Иностранка так же неожиданно закрыла глаза и замолчала. Неровное дыхание выдавало, какие мучительные образы заполняют сейчас ее сознание. Лейла тихонько взяла ее за руку и долго сидела рядом, боясь шевельнуться, пока больная не забылась глубоким сном.
«Эль-Оазис» казался Сантиаго Сан-Роману центром вселенной. Когда долгими вечерами он сидел с друзьями за шаткими столиками, покрытыми выцветшей клеенкой, или за барной стойкой, ему казалось, что весь мир вращается вокруг этого заведения. Никогда раньше он не испытывал ничего подобного. С бокалом коньяка в руке и верным Гильермо рядом, он забывался и не вспоминал о застарелой ране, что заставляла кровоточить его истерзанное сердце там, в Испании.
Чиновники Эль-Айуна собирались обычно в казино «Милитар» или в «Парадор Насьональ». «Эль-Оазис» оставался традиционным местом отдыха военных.
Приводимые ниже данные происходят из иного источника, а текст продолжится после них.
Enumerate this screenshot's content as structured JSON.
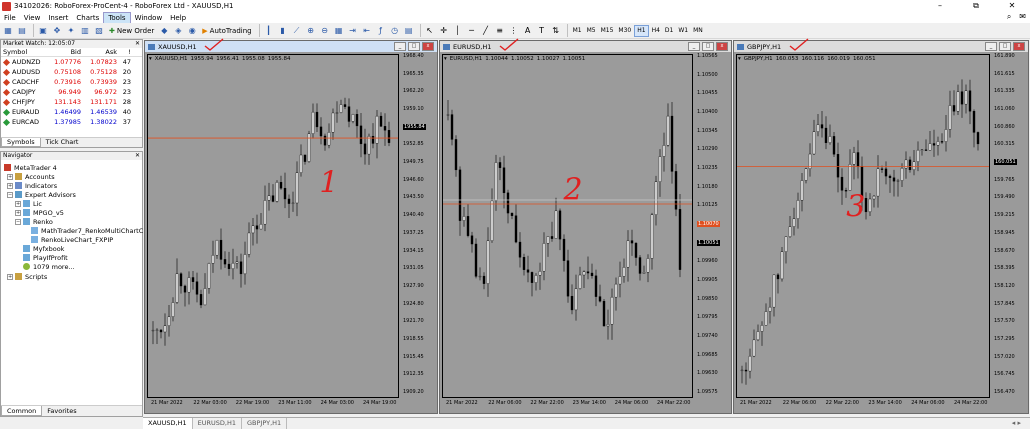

Для Сантиаго несколько часов в этом прокуренном и шумном баре означали реальную возможность хоть на короткое время избавиться от своей одержимости. Настоящим безумием для него в те дни была Монтсе, потерянная навсегда. Только когда второй бокал коньяка живительными струями растекался по венам, он начинал чувствовать себя нормальным человеком. Образ Монтсе бледнел, отходил на второй план, и он, наконец, мог отдаться веселью в компании Гильермо и других ребят, с которыми так здорово проводить время. Гильермо стал за это время не просто его лучшим другом, он стал чем-то большим — самым близким и преданным товарищем. Он выслушивал Сан-Романа, когда тому надо было излить душу, просто был рядом и молчал, когда Сантиаго не хотелось разговаривать, даже помогал ему писать письма, которые тот посылал Монтсе. Гильермо временно назначили на усиление саперной роты Девятого инженерного полка. Он целые дни проводи, копая рвы и котлованы для строящегося в Эль-Айуне зоопарка. Как и все легионеры, он не испытывал особого восторга от того, что его приписали к регулярной армии. Сантиаго, в свою очередь, назначили механиком в Четвертый полк Легиона, носивший имя Алехандро Фарнесио, в автотранспортную батарею. Судьба распорядилась так, что он вплотную столкнулся с парнями из вспомогательных войск, которыми командовал майор Хавьер Лобо.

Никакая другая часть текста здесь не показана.